Crater Skater

November 21, 2025

Jay Ramey

Hyundai is getting more serious about its XRT lineup, but is the off-road crowd ready to turn to EVs?

In just a few short years Hyundai’s XRT badge has come to represent off-road ambitions, though very modest ones, as the Ioniq 5 and the Santa Cruz have recently shown.

But the Hyundai Crater concept, revealed this week at AutoMobility LA, hints at something greater, with an electric drivetrain underpinning an adventurous off-roader showcasing the brand’s Art of Steel design language.

Featuring sharp angles and dramatically flared wheelarches, the Crater was penned at Hyundai America Technical Center (HATCI) in Irvine, California, with green-gold matte exterior paint evoking the color palette of the Golden State’s arid landscapes.

The high-riding but compact Crater features a wide skid plate protecting the entire underbody, with the vehicle riding on 18-inch hexagonal wheels wearing 33-inch off-road tires.
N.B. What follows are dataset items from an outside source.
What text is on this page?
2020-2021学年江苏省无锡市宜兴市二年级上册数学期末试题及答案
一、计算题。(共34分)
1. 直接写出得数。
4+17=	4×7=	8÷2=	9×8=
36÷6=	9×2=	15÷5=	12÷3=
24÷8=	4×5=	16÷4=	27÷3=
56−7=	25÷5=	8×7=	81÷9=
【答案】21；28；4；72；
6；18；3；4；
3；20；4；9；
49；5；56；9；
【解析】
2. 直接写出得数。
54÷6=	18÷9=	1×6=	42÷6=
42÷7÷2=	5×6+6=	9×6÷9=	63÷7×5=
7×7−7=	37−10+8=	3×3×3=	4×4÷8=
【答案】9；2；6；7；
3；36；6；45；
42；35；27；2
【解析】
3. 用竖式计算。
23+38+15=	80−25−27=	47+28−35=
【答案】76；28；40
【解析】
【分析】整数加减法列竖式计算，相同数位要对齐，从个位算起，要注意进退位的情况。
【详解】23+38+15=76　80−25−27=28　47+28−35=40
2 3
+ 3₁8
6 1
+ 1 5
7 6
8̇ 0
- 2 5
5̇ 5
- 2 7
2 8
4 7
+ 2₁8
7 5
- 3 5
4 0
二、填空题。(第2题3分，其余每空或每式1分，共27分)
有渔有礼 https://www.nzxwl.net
With recovery hooks and generous rocker panels, the Crater’s steep approach and departure angles invite rock climbing sessions.

“Inspired by Hyundai Motor’s advanced steel technologies, the material’s natural formability reveals flowing volumes and precise lines that evoke the distinctive aesthetic quality of steel — powerful, gentle and timeless,” the automaker explains.

If the exterior is a collection of sharp edges, the interior is meant to protect the occupants from all the forces they’ll have to contend with off road.

Offering soft materials and rounded shapes, the cabin appears functional and inviting, with a series of tiny screens in place of the EV genre requirement of one mega-screen. It also doesn’t cater to the minimalist aesthetic, which lately has come to represent a visually sparse and needlessly boring experience.

With copper and brown colors dominating the interior, the Crater’s cabin is breath of fresh air at a time when EV interiors shun ornate and colorful details of any sort. Grab handles on the A-pillars, an integrated roll cage, and limb risers stretching to the pixel lights on the roof rack all add a touch of functionality to what could otherwise have been merely a design exercise.


Hyundai has a special name for this interior design language as well: The Curve of Upholstery.

The automaker is staying mum about its powertrain, beyond the fact that it’s electric. But it’s not too hard to guess that the ubiquitous E-GMP platform is underneath.

Its off-road capabilities appear well thought out. The concept is equipped with front and rear locking differentials, as well as terrain mode selectors optimized for mud, snow, and sand. There is even a trailer brake control function, in addition to a downhill braking system.

But does the Crater concept actually preview something we could see in the coming years?

This is a sign that the automaker wants to turn XRT into something more serious than an Ioniq 5 hatch with a more rugged bumper and a slightly lifted suspension.

The Santa Cruz XRT and Palisade XRT Pro have already taken a step in this direction, but they have stopped notably short of trail-rated capabilities.

A production version of the Crater could change that, while offering Wrangler-style off-road chops. But that’s only if the automaker wanted to cater to the off-road crowd in a much more serious manner. That crowd, by the way, is mostly served by the much larger Rivian R1S, and eventually the Jeep Recon.

Whether or not Hyundai sees space in the segment for a smaller but still trail-capable EV offering remains to be seen, the XRT project is proceeding very conservatively. To win over serious off-road enthusiasts, though, Hyundai will eventually have to build something people can buy.